Confronted with laundry label symbols which I could only interpret as  "No circles" and "No  Triangles"   
I looked them up.
Here is a guide for the flummoxed.
Laundry Symbols Explained: Complete Care Label Guide


----------



## Foxbat (Jul 11, 2022)

I don’t do symbols. Everything gets chucked a 40 degree wash. My machine can do a variety of washes but that’s the only one I use. It saved me having to waste my time reading the manual.

Life’s too short to worry about domestic conundrums. I’ve got far more important things to do (like lazing around scratching my arse in this heat)


----------



## Astro Pen (Jul 11, 2022)

Look, I have found that if you don't pay attention to washing labels, over the years your clothes will shrink around the midriff area.


----------



## Wayne Mack (Jul 11, 2022)

Astro Pen said:


> Look, I have found that if you don't pay attention to washing labels, over the years your clothes will shrink around the midriff area.
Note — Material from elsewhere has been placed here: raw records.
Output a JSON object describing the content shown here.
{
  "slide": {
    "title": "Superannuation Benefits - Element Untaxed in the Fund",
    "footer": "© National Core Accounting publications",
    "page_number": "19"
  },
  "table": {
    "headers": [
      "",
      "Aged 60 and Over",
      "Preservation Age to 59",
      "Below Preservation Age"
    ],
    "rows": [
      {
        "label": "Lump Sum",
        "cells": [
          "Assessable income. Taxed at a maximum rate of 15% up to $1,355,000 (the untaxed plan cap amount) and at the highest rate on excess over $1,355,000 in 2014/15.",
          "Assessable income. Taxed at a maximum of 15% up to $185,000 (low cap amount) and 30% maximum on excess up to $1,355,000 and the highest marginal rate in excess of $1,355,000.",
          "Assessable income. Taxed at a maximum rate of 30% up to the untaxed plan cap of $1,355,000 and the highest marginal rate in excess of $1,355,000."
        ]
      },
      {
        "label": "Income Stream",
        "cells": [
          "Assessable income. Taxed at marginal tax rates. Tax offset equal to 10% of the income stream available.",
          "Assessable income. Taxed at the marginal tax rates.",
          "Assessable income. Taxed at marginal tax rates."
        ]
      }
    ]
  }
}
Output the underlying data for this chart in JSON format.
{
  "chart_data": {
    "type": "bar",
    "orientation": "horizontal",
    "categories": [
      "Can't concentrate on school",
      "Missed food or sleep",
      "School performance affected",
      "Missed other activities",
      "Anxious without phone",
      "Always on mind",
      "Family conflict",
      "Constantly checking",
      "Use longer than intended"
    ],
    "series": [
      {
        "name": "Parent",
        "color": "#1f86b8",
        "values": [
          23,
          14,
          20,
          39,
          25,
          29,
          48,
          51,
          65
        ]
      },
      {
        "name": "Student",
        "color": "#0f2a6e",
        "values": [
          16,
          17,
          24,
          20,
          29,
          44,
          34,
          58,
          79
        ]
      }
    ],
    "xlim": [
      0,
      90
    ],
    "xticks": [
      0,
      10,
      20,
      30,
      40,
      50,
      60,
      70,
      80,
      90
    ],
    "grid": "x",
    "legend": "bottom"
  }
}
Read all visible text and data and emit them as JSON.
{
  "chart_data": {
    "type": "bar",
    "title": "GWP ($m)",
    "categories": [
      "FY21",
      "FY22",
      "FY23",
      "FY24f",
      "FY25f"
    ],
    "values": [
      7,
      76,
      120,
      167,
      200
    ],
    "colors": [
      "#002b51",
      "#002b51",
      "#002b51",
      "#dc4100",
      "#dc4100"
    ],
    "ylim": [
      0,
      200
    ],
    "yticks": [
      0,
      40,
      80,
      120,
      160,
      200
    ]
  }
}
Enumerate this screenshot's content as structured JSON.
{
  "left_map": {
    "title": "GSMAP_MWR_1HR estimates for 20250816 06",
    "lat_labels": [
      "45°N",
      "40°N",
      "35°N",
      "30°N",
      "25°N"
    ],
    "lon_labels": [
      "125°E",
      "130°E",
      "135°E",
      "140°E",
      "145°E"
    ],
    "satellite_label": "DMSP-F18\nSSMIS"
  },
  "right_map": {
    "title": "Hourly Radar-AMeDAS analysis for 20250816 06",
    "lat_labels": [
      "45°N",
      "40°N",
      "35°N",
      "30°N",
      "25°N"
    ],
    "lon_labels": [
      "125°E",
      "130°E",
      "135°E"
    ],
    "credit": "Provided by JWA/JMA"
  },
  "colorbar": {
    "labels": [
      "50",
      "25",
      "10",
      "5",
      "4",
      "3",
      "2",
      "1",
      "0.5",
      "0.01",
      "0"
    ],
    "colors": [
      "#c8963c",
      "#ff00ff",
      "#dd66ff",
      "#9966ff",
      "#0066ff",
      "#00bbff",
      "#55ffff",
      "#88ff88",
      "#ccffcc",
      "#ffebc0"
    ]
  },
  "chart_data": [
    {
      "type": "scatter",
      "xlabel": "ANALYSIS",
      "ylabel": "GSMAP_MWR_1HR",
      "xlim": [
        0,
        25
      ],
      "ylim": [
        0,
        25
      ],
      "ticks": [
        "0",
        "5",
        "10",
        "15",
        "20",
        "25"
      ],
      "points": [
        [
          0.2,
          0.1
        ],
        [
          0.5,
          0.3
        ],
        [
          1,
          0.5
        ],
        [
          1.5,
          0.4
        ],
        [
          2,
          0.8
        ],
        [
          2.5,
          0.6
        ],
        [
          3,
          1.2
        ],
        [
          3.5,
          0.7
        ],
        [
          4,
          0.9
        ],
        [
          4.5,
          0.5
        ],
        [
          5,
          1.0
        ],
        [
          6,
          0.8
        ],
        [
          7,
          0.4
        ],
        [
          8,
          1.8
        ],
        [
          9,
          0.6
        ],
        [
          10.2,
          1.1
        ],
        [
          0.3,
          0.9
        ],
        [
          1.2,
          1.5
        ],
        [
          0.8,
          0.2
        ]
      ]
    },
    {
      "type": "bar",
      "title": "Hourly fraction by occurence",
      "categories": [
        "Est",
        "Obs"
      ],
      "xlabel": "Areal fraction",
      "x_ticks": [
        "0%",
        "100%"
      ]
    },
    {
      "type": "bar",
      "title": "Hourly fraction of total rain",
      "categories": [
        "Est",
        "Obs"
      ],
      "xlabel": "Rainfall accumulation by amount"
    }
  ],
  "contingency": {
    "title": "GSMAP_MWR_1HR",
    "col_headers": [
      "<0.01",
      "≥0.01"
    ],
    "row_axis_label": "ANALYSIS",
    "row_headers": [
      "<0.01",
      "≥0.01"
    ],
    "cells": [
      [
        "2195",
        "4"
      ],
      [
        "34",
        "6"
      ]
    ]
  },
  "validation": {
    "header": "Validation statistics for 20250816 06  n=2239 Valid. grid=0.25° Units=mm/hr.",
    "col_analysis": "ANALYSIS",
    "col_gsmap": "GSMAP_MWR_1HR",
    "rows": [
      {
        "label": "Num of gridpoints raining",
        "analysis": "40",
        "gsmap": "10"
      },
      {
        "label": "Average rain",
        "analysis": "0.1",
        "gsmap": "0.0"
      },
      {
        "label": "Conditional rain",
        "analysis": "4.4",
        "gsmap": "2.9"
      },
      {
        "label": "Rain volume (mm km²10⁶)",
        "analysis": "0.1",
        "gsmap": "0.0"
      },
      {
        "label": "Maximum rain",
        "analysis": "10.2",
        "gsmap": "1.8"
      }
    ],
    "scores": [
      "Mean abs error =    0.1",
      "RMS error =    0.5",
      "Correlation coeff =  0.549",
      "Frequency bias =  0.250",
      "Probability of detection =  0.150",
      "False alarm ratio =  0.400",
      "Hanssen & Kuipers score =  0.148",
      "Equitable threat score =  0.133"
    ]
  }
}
I thought that was due to not paying attention to food labels.


----------



## Bramandin (Jul 11, 2022)

I'm similar to @Foxbat and I even cut those tags out.  I am willing to have some hand-wash stuff, though I wish that mom would get a mangle if she's not willing to get the washer fixed, but just about everything I own can be chucked into the same load.  The exception is new red stuff and things that might put fuzzers over everything else.


----------



## tinkerdan (Jul 12, 2022)

I have problems with labels on my clothing--they itch and chafe--so I remove them right away and that pretty much takes care of the sorting problem when laundering them.


----------



## Jo Zebedee (Jul 12, 2022)

Been doing the wash for a family of four for 20 years (im no martyr - they hang things out, sort them, put them away while I wrote stories, but I do most of the sorting out) - shove everything in at 30 (detergents are very good these days), nothing runs and it all comes out fine. Anything tricksy hand wash or dry clean


----------



## hitmouse (Jul 12, 2022)

Jo Zebedee said:


> Been doing the wash for a family of four for 20 years (im no martyr - they hang things out, sort them, put them away while I wrote stories, but I do most of the sorting out) - shove everything in at 30 (detergents are very good these days), nothing runs and it all comes out fine. Anything tricksy hand wash or dry clean


Yeah, it all says non-fast colours to me.


----------